🤖 AI Summary
This work addresses a critical limitation of existing explainable AI (XAI) metrics in evaluating poultry disease sound detection models: their reliance on single-model fidelity, which fails to identify spurious acoustic cues—such as fixed environmental noise—that arise from dependencies across multiple models, thereby yielding unreliable explanations. To overcome this, the authors propose AGRI-Fidelity, a novel reliability-oriented evaluation framework that establishes a null distribution through cross-model consensus and cyclic temporal permutation. Leveraging statistical inference based on the false discovery rate (FDR), the method effectively suppresses static artifacts without requiring spatial annotations while preserving temporally localized bioacoustic markers. Experiments on both real-world and controlled datasets demonstrate that AGRI-Fidelity significantly outperforms conventional mask-based metrics and provides sample-wise, reliability-aware discriminative capability.
📝 Abstract
Existing XAI metrics measure faithfulness for a single model, ignoring model multiplicity where near-optimal classifiers rely on different or spurious acoustic cues.
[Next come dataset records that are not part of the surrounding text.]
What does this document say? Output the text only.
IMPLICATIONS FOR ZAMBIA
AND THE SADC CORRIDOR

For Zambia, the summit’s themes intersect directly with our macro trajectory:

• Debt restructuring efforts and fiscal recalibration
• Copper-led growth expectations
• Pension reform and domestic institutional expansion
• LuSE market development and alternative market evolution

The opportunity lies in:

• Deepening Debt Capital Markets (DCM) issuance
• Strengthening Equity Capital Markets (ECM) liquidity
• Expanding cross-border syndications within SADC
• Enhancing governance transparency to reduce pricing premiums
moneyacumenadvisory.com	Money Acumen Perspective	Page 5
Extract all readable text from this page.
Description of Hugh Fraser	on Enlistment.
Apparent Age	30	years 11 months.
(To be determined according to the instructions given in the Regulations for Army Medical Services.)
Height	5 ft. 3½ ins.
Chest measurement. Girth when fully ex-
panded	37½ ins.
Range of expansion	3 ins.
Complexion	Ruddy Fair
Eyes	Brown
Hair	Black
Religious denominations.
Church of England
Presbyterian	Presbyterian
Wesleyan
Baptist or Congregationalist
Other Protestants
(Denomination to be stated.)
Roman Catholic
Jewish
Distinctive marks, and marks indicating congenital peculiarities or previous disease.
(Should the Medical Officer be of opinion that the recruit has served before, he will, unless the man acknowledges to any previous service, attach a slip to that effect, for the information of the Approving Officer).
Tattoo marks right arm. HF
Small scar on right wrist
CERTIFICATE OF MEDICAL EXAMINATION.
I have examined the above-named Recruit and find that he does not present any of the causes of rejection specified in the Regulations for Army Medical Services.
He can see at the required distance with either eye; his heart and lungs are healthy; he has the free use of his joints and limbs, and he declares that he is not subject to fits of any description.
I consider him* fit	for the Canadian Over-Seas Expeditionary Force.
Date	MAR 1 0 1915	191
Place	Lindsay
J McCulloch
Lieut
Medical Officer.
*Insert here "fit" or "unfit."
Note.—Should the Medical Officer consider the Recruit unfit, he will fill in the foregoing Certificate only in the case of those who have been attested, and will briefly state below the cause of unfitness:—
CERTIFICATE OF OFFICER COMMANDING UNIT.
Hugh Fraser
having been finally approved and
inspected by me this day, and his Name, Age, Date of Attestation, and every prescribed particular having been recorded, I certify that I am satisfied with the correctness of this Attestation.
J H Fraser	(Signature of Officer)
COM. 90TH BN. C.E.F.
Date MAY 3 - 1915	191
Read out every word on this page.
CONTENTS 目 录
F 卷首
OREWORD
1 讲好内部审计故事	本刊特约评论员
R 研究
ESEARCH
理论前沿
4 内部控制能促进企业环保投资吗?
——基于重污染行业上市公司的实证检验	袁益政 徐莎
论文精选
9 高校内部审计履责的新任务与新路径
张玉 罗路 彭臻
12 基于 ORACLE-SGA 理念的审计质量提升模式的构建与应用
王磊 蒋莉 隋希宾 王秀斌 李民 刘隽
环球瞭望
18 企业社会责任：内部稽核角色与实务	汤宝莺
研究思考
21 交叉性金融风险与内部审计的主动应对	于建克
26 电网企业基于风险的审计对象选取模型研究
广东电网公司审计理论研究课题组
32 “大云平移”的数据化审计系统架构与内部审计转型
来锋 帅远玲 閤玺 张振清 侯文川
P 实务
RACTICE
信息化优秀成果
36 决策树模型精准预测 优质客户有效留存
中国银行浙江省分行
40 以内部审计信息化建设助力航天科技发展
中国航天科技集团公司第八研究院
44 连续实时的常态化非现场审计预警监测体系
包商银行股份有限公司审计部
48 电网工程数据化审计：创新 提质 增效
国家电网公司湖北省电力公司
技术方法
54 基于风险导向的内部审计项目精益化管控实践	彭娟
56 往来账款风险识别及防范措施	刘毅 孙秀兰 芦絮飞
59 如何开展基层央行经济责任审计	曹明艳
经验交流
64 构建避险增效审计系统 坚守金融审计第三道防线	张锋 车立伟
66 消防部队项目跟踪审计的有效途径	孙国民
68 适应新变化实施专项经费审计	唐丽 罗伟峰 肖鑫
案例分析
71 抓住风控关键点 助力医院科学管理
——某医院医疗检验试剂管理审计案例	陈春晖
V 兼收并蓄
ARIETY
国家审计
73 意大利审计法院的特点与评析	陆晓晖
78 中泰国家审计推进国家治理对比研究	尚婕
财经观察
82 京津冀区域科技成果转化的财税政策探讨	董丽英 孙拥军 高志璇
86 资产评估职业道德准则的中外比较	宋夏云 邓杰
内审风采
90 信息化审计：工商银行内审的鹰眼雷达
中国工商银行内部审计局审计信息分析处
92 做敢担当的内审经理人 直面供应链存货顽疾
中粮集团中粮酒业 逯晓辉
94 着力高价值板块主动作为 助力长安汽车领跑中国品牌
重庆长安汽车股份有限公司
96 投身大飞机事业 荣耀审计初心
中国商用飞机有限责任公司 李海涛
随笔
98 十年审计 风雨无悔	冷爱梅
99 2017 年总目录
In noisy farm environments, stationary artifacts such as ventilation noise can produce explanations that are faithful yet unreliable, as masking-based metrics fail to penalize redundant shortcuts. We propose AGRI-Fidelity, a reliability-oriented evaluation framework for listenable explanations in poultry disease detection without spatial ground truth. The method combines cross-model consensus with cyclic temporal permutation to construct null distributions and compute a False Discovery Rate (FDR), suppressing stationary artifacts while preserving time-localized bioacoustic markers. Across real and controlled datasets, AGRI-Fidelity effectively provides reliability-aware discrimination for all data points versus masking-based metrics.